Ainda de acordo com Jung (2013), existe os chamados complexos, que consiste em um fator psíquico que possui energia própria que supera as vezes o valor de nossas intenções, complexos esses que não controlamos e que podem ser ativados nos colocando em situações embaraçosas com pensamentos obsessivos e ações compulsivas, descontroladas e inapropriadas para o momento que se apresenta. Têm elevado grau de autonomia e mesmo que queiramos reprimir são impossíveis de negar sua existência e, volta e meia, aparecem incomodando.

Os sentimentos de culpa, geralmente, podem estar relacionados aos complexos culturais, psíquicos, sociais e familiares que são ativados quando nos encontramos diante da decisão do que fazer com os nossos velhos. Muitas questões se tornam pontos importantes de reflexão, desde aspectos culturais, como por exemplo em famílias orientais ou mesmo nas mais tradicionais, onde o idoso é respeitado como figura ancestral e/ou de autoridade, vive junto de seus familiares com a expectativa de que será cuidado na velhice por seu filho mais velho. Ou mesmo aspectos mais individuais, que muitas vezes se referem a especificidade daquela família, que acabam se evidenciando no momento de decidir como e onde será realizado o cuidado de seu velho. Diante disso, como tomar a decisão de deixá-lo em instituições sem considerar os vários aspectos que envolvem essa relação?

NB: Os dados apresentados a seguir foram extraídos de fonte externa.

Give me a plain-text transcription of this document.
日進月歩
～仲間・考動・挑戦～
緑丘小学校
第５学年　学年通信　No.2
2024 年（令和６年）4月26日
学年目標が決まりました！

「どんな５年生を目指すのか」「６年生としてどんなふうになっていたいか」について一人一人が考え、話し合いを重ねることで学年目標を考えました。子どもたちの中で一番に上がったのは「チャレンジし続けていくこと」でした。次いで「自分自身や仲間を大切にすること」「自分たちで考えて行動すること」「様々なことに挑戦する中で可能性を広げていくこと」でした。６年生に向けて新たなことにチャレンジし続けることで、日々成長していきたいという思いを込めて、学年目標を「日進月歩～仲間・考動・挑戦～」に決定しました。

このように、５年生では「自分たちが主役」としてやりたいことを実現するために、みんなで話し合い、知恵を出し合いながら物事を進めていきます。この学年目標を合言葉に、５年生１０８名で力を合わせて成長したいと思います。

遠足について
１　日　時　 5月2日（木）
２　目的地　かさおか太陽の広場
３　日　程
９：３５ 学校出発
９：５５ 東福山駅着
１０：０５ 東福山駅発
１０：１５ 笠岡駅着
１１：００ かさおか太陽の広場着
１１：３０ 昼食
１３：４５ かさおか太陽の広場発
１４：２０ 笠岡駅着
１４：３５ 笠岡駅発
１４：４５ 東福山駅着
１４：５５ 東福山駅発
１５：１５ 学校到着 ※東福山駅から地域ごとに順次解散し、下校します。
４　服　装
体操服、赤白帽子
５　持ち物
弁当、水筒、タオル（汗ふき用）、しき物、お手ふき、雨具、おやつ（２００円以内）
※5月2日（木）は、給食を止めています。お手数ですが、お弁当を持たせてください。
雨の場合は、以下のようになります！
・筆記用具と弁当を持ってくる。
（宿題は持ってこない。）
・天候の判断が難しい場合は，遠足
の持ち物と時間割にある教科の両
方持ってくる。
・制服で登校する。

Não menos importante será considerar o papel da mulher dentro da família que recentemente ainda se encontrava à serviço dos filhos e da manutenção da própria casa, enquanto seu companheiro saia para trabalhar. Ela era a responsável para cuidar de tudo e de todos, servindo e administrando seu lar. Mas hoje o cenário mudou, porque a maioria das mulheres fazem parte da força tarefa do dia a dia, saem junto com seus maridos ou companheiros e não estão mais em casa.

Soma-se a isso a questão financeira, pois o custo de se providenciar cuidadores 24h para atentar as necessidades de um idoso, muitas vezes, torna-se inviável para muitas famílias.

E não podemos esquecer que hoje é crime desobedecer ao Estatuto do Idoso de acordo com seu artigo terceiro, cito:

É obrigação da família, da comunidade, da sociedade e do Poder Público assegurar ao idoso, com absoluta prioridade, a efetivação do direito à vida, à alimentação, à educação, à cultura, ao esporte, ao lazer, ao trabalho, à cidadania, à liberdade, à dignidade, ao respeito e à convivência familiar e comunitária. (Lei n.10.741, de 1º de outubro de 2003; Brasil, p.1)

Apesar do estatuto do idoso trazer contribuições importantes para a recuperação do prestigio e da dignidade desse grupo e do envelhecimento, de ser considerado um triunfo da humanidade, gera desafios e sinaliza a necessidade de ações urgentes, com programas para garantir a qualidade de vida dessa população. Esses idosos encontram-se em situação de vulnerabilidade e muitas vezes sofrem violência das mais diferentes formas.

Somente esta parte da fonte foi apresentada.